Cruisers creates its hulls from hand-laid fiberglass, using cored construction in all hull and deck components. A fiberglass liner is permanently bonded to the stringers and sheer shelf with mechanical fasteners and methylmethacrylate adhesive.
The Cantius’ onboard highlights are myriad. Chief among them is the convertible swim platform. That’s right, convertible. The chunky piece of teak and fiberglass serves not only as an ample headquarters for swim-related activities, but also easily morphs into a miniature al fresco bar via two stools that stow in the transom and secure firmly into the platform.

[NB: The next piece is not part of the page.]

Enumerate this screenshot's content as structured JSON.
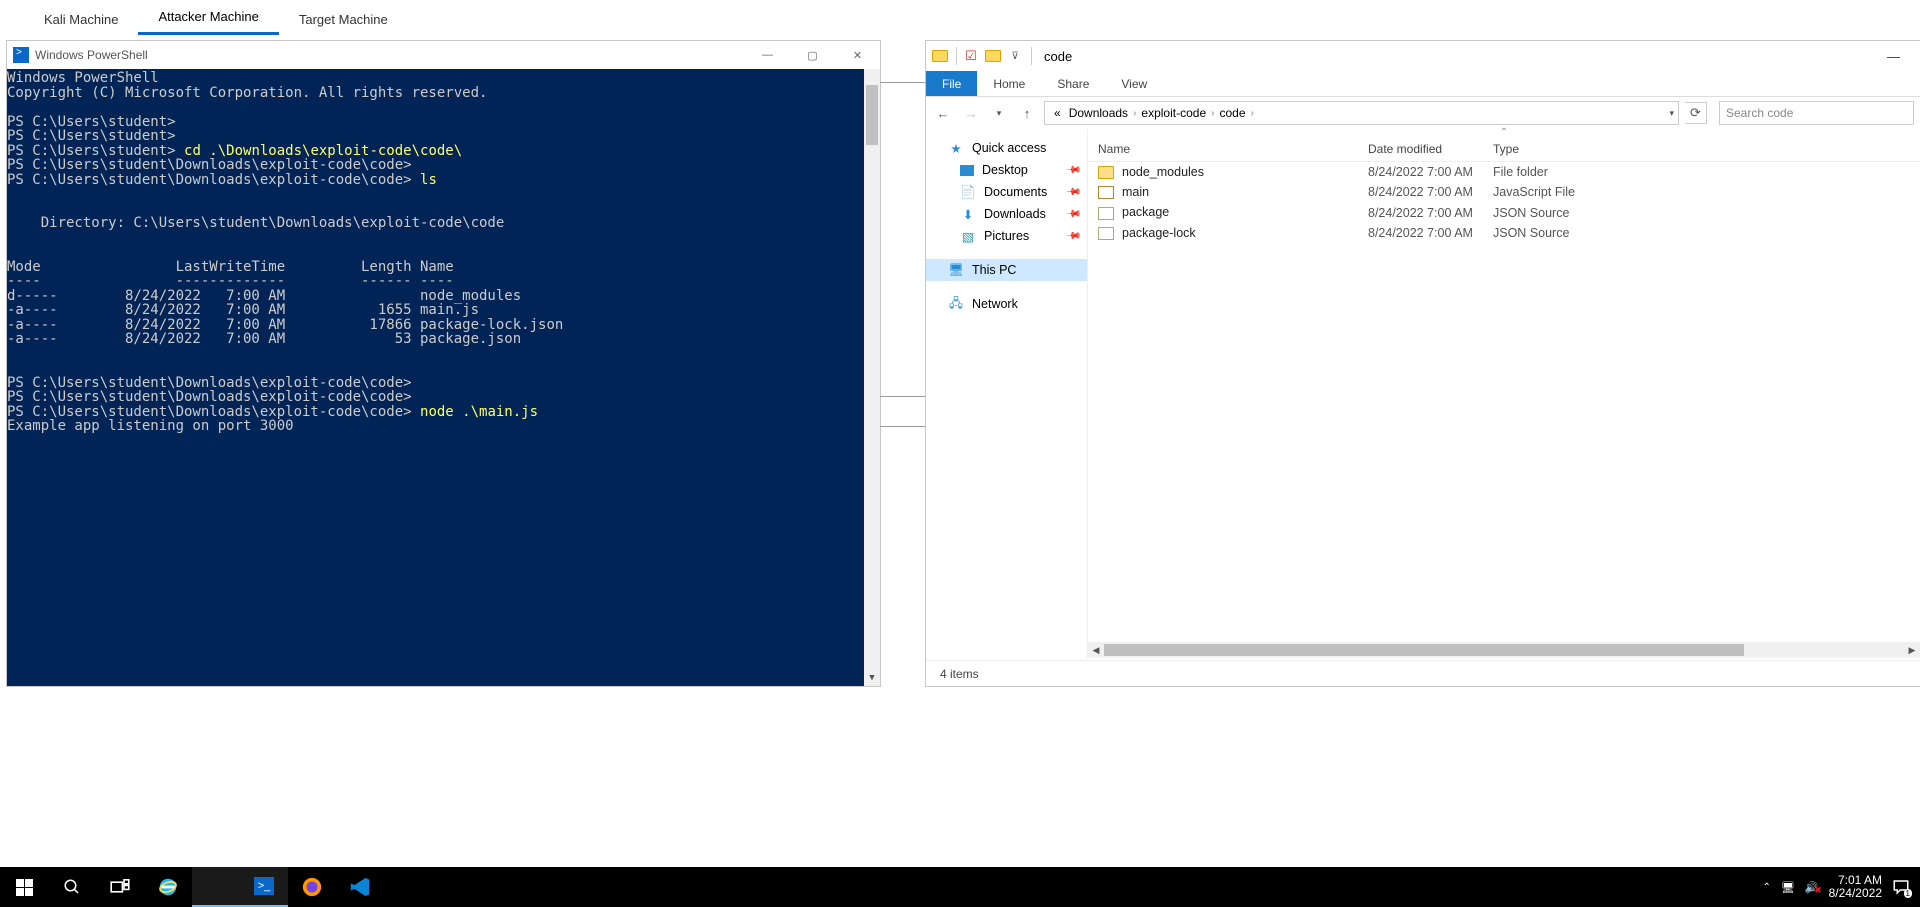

I have to say, it’s a pretty creative way to amplify the usable entertaining space onboard.
On the accommodations deck, that slicked-back windshield manages to bathe the down-galley in sunlight. The forepeak master is notable for its volume. It’s got plenty of headroom—to the tune of almost 7 feet at the foot of the queen-size berth. There’s a spacious en suite guest cabin aft, which like the swim platform and sleek profile, serves double duty. Removable panels in the bulkheads surrounding the twin berths cover all of the boat’s electrical systems, as well as two air conditioning units, and more, effectively turning the cabin into a de facto control room. It’s an design detail that saves literal boatloads of space onboard, and one which is indicative of the 41: a creatively laid-out cruiser that ran well enough to make Green Bay memorable to me for more than just football and cheese.